Rebecca Skloot, author of “The Immortal Life of Henrietta Lacks,” told the story of how she wrote her New York Times bestseller. Skloot spoke Nov.6 in the Icardo Center at California State University, Bakersfield to about 1,000 students and community members who filled the audience to hear about her writing journey.
Skloot said that she was challenging as a child, and “everything changed in a basic biology class at a community college.”
That class is where she was first introduced to HeLa cells and Henrietta Lacks. She said that her curiosity about Henrietta led her to do better in school and eventually to become an author.
Skloot took creative writing her junior year of college, and that was the moment she knew she was going to be a writer. Previously, Skloot had wanted to be a veterinarian, but a professor encouraged her to pursue her writing,
saying, “Letting go of a goal does not mean you have failed…” Skloot encouraged students to follow their curiosity and not to be afraid to change directions. She continued, “Don’t have tunnel vision. Train yourself to recognize your ‘What?!’ moments.” For her, a “What?!” moment is a time in your life when your curiosity is sparked and you ask yourself, “What?!”
Skloot said most things in her career she can trace back to a “what?!” moment.
Aside from the book, Skloot’s science writing has been in The New York Times and Discover. She has also taught creative writing and science journalism at the University of Memphis, the University of Pittsburgh, and New York University.
Rolinda Hodson, a senior sociology major at CSUB, said she found this admonition to be “uplifting,” because “women tend to feel like they have failed if they change directions, but it can be a good thing.” Hodson said Skloot’s background in veterinary science probably better equipped her to write the book.
Skloot’s 10-year writing journey was a difficult one. At first, she faced resistance from the Lacks family, but she slowly built a bond with Deborah Lacks, Henrietta’s daughter. Deborah was desperate to know her mother who died when she was a toddler. Though Skloot built a deep bond with Deborah, Deborah still had issues with trust and paranoia. There were days when she was completely on board with the writing of the book and days she wondered if Skloot was truly trustworthy.
She told Skloot, “No matter what I do to you, don’t stop.”
Together they embarked on the emotional journey of getting to know Henrietta Lacks. Skloot credits the Lacks family, scientists and her insatiable curiosity for keeping her going during her research and writing.
Sadly, Deborah passed away just before the book was published.
Skloot said that while her ethical views had not been changed through the writing of this book, her social views were greatly impacted.
She said, “I did not have a lot of experience with diversity when I was young.”
It wasn’t until writing her book that Skloot said she began to understand “white privilege.” Henrietta was a poor black woman, and the Lacks family has faced many challenges that they attribute to race. While talking to a scientist involved with the HeLa cells during her research, Skloot said he referred to the Lack’s family as “those people.” She said that she had come to believe that a black writer would never have been given “access to the same information” that she was able to access in order to tell Henrietta’s story.

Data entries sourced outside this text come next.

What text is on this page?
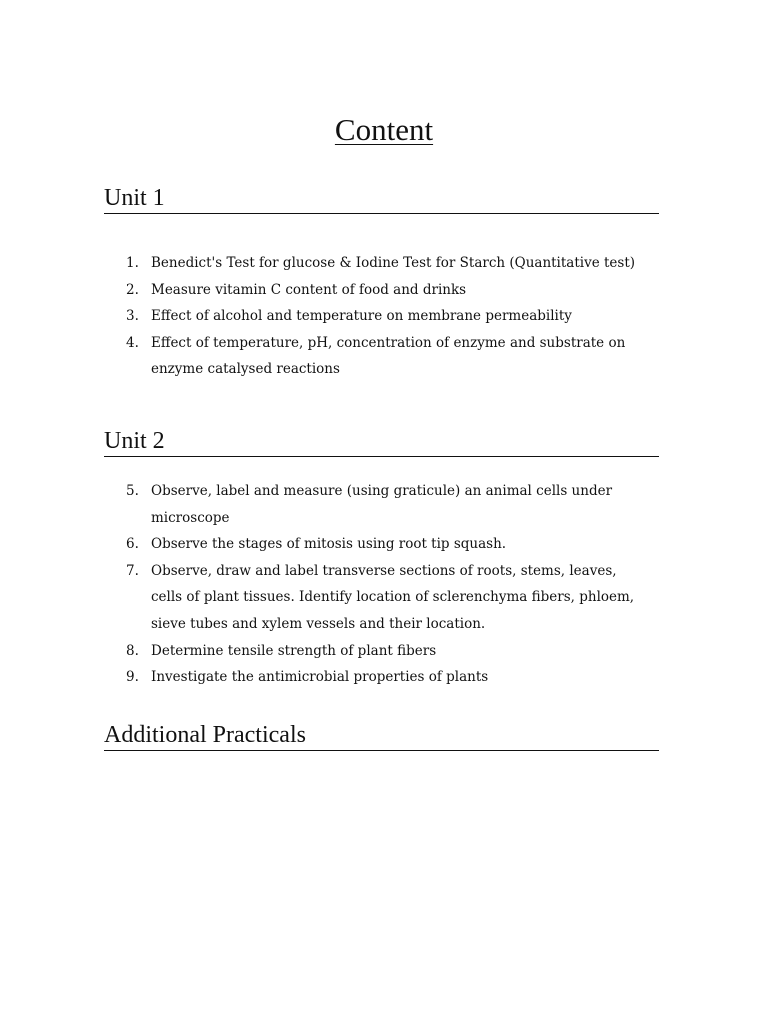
Content
Unit 1
1. Benedict's Test for glucose & Iodine Test for Starch (Quantitative test)
2. Measure vitamin C content of food and drinks
3. Effect of alcohol and temperature on membrane permeability
4. Effect of temperature, pH, concentration of enzyme and substrate on enzyme catalysed reactions
Unit 2
5. Observe, label and measure (using graticule) an animal cells under microscope
6. Observe the stages of mitosis using root tip squash.
7. Observe, draw and label transverse sections of roots, stems, leaves, cells of plant tissues. Identify location of sclerenchyma fibers, phloem, sieve tubes and xylem vessels and their location.
8. Determine tensile strength of plant fibers
9. Investigate the antimicrobial properties of plants
Additional Practicals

At the close of the presentation, a student praised Skloot for her ability to write a readable book without sacrificing the quality during the question and answer session. He asked, “How did you do it?”
Skloot responded, “I wanted it to read like fiction, but be entirely true…it took a ton of research and attention to detail.” She encouraged aspiring writers to “have a lot of readers and don’t be afraid to rewrite.”